Se nei successivi 45 giorni il Gestore non riceve richieste di integrazioni o avvisi di diniego da parte dei suddetti soggetti (per il tramite del SUAP, a cui i menzionati enti ed uffici dovranno riferirsi per dialogare con il Gestore), l’attività si intende regolarmente autorizzata – anche in assenza di comunicazioni da parte dell’Autorità Competente.

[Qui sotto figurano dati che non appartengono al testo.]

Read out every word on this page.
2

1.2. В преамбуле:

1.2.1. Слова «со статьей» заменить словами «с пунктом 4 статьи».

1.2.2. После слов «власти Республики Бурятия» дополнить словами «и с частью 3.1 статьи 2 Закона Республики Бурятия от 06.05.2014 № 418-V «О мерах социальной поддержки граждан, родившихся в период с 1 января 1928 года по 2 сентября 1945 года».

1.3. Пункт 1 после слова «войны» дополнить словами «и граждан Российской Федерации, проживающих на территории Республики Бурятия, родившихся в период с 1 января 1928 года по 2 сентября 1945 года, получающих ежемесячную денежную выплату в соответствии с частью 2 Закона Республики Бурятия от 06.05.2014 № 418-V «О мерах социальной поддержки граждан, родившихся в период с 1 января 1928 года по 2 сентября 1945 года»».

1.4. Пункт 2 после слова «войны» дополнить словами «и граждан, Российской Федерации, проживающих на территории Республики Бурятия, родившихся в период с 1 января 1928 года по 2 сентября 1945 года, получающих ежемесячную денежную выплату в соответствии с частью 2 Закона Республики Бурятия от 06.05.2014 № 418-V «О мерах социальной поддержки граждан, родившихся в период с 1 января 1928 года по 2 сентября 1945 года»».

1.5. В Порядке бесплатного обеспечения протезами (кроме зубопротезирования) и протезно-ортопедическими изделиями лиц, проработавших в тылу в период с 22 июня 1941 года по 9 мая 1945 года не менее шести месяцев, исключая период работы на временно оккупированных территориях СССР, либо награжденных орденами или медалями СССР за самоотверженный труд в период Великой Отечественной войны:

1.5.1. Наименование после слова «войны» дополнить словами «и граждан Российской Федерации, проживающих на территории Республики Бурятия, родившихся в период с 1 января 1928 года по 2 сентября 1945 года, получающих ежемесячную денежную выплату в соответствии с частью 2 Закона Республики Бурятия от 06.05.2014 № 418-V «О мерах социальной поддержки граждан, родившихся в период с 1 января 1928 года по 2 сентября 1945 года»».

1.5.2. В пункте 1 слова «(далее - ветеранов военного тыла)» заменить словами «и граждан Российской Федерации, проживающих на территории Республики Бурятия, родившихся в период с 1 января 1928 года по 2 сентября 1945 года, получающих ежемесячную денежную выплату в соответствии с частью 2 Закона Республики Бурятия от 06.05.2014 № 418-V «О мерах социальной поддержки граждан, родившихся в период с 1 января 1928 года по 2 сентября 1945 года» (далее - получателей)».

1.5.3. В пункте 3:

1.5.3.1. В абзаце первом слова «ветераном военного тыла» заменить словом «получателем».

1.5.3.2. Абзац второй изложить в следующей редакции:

Per ulteriori informazioni e approfondimenti, è opportuno che gli interessati prendano contatti rispettivamente:

 

Tempistiche per la presentazione della Domanda

Per le attività di “PuliTintolavanderia” esistenti e già autorizzate, le domande devono essere presentate a partire dal 1 aprile 2017 ed entro il 31 marzo 2018. Al fine di agevolare la gestione dei procedimenti da parte dell’ Autorità Competente, le domande dovranno essere presentate secondo il calendario suggerito dalla Regione, comunque indicativo e non perentorio (ad esempio l’attività gestita dal sig. M. Rossi dovrà presentare domanda nel periodo compreso tra il 1 ottobre al 31 dicembre 2017).

 

AVVERTENZA IMPORTANTE! nel caso in cui le attività di PuliTintolavanderia fossero soggette anche all’autorizzazione allo scarico di cui al capo II del titolo IV della sezione II della Parte terza del D. Lgs. n. 152 del 2006, dovranno presentare la domanda di Autorizzazione Unica Ambientale (AUA), ai sensi del DPR 59/2013.
Si ricorda altresì che tale disposizione non si applica nel caso di scarichi di acque assimilabili alle domestiche ai sensi del Regolamento Regionale n. 3 del 2006 (lavaggio ad acqua con utilizzo di quantità inferiore ai 20 mc).